Data Acquistion and Benchmarking for Human Behavior Understanding and Action Analysis
The DIVA program seeks to develop robust automatic activity detection for a multi-camera streaming video environment. Activities will be enriched by person and object detection. DIVA will address activity detection for both forensic applications and for real-time alerting.
The DIVA program intends to develop robust automated activity detection for a multi-camera streaming video environment. As an essential aspect of DIVA, activities will be enriched by person and object detection, as well as recognition at multiple levels of granularity. DIVA is anticipated to be a three-phase program. The program will focus on three major thrusts throughout all phases:
- Detection of primitive activities occurring in ground-based video collection; Examples include:
- Person getting into a vehicle,
- Person getting out of vehicle,
- Person carrying object.
- Detection of complex activities, including pre-specified or newly defined activities; Examples:
- Person being picked up by vehicle,
- Person abandoning object,
- Two people exchanging an object,
- Person carrying a firearm.
- Person and object detection and recognition across multiple overlapping and nonoverlapping camera viewpoints.

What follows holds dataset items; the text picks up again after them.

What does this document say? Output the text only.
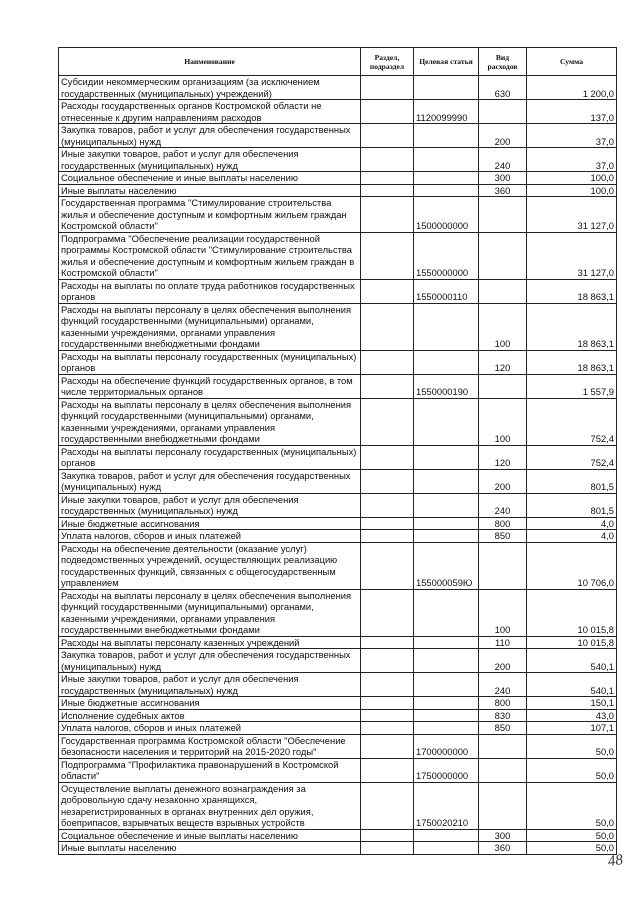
Наименование	Раздел, подраздел	Целевая статья	Вид расходов	Сумма
Субсидии некоммерческим организациям (за исключением государственных (муниципальных) учреждений)			630	1 200,0
Расходы государственных органов Костромской области не отнесенные к другим направлениям расходов		1120099990		137,0
Закупка товаров, работ и услуг для обеспечения государственных (муниципальных) нужд			200	37,0
Иные закупки товаров, работ и услуг для обеспечения государственных (муниципальных) нужд			240	37,0
Социальное обеспечение и иные выплаты населению			300	100,0
Иные выплаты населению			360	100,0
Государственная программа "Стимулирование строительства жилья и обеспечение доступным и комфортным жильем граждан Костромской области"		1500000000		31 127,0
Подпрограмма "Обеспечение реализации государственной программы Костромской области "Стимулирование строительства жилья и обеспечение доступным и комфортным жильем граждан в Костромской области"		1550000000		31 127,0
Расходы на выплаты по оплате труда работников государственных органов		1550000110		18 863,1
Расходы на выплаты персоналу в целях обеспечения выполнения функций государственными (муниципальными) органами, казенными учреждениями, органами управления государственными внебюджетными фондами			100	18 863,1
Расходы на выплаты персоналу государственных (муниципальных) органов			120	18 863,1
Расходы на обеспечение функций государственных органов, в том числе территориальных органов		1550000190		1 557,9
Расходы на выплаты персоналу в целях обеспечения выполнения функций государственными (муниципальными) органами, казенными учреждениями, органами управления государственными внебюджетными фондами			100	752,4
Расходы на выплаты персоналу государственных (муниципальных) органов			120	752,4
Закупка товаров, работ и услуг для обеспечения государственных (муниципальных) нужд			200	801,5
Иные закупки товаров, работ и услуг для обеспечения государственных (муниципальных) нужд			240	801,5
Иные бюджетные ассигнования			800	4,0
Уплата налогов, сборов и иных платежей			850	4,0
Расходы на обеспечение деятельности (оказание услуг) подведомственных учреждений, осуществляющих реализацию государственных функций, связанных с общегосударственным управлением		155000059Ю		10 706,0
Расходы на выплаты персоналу в целях обеспечения выполнения функций государственными (муниципальными) органами, казенными учреждениями, органами управления государственными внебюджетными фондами			100	10 015,8
Расходы на выплаты персоналу казенных учреждений			110	10 015,8
Закупка товаров, работ и услуг для обеспечения государственных (муниципальных) нужд			200	540,1
Иные закупки товаров, работ и услуг для обеспечения государственных (муниципальных) нужд			240	540,1
Иные бюджетные ассигнования			800	150,1
Исполнение судебных актов			830	43,0
Уплата налогов, сборов и иных платежей			850	107,1
Государственная программа Костромской области "Обеспечение безопасности населения и территорий на 2015-2020 годы"		1700000000		50,0
Подпрограмма "Профилактика правонарушений в Костромской области"		1750000000		50,0
Осуществление выплаты денежного вознаграждения за добровольную сдачу незаконно хранящихся, незарегистрированных в органах внутренних дел оружия, боеприпасов, взрывчатых веществ взрывных устройств		1750020210		50,0
Социальное обеспечение и иные выплаты населению			300	50,0
Иные выплаты населению			360	50,0
48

The focus for phase 1 will be on video collected with the following properties:
- Video collected within the human visible light spectrum;
- Video collected from indoor or outdoor security cameras, either fixed or with rigid motion such as pan-tilt-zoom.
In phases 2 and 3, additional data used will include:
- Video collected from handheld or body worn cameras;
- Video collected from other portions of the electromagnetic spectrum (e.g., infrared).
The DIVA program will produce a common framework and software prototype for activity detection, person/object detection and recognition across a multi-camera network. The impact will be the development of tools for forensic analysis, as well as real-time alerting for userdefined threat scenarios.
Collaborative efforts and teaming among potential performers will be encouraged. It is anticipated that teams will be multidisciplinary, and might include expertise in machine learning, deep learning or hierarchical modeling, artificial intelligence, object detection, recognition, person detection and re-identification, person action recognition, video activity detection, tracking across multiple non-overlapping camera viewpoints, 3D reconstruction from video, super-resolution, statistics, probability and mathematics. Performers will not be asked to build a monolithic system for activity detection and tracking across a large camera network. Instead, research will focus on developing a common scalable framework that deploys in an open cloud architecture for activity detection, person/object detection and recognition across overlapping and non-overlapping cameras.
IARPA anticipates that academic institutions and companies from around the world will participate in this program. Researchers will be encouraged to publish their findings in academic journals.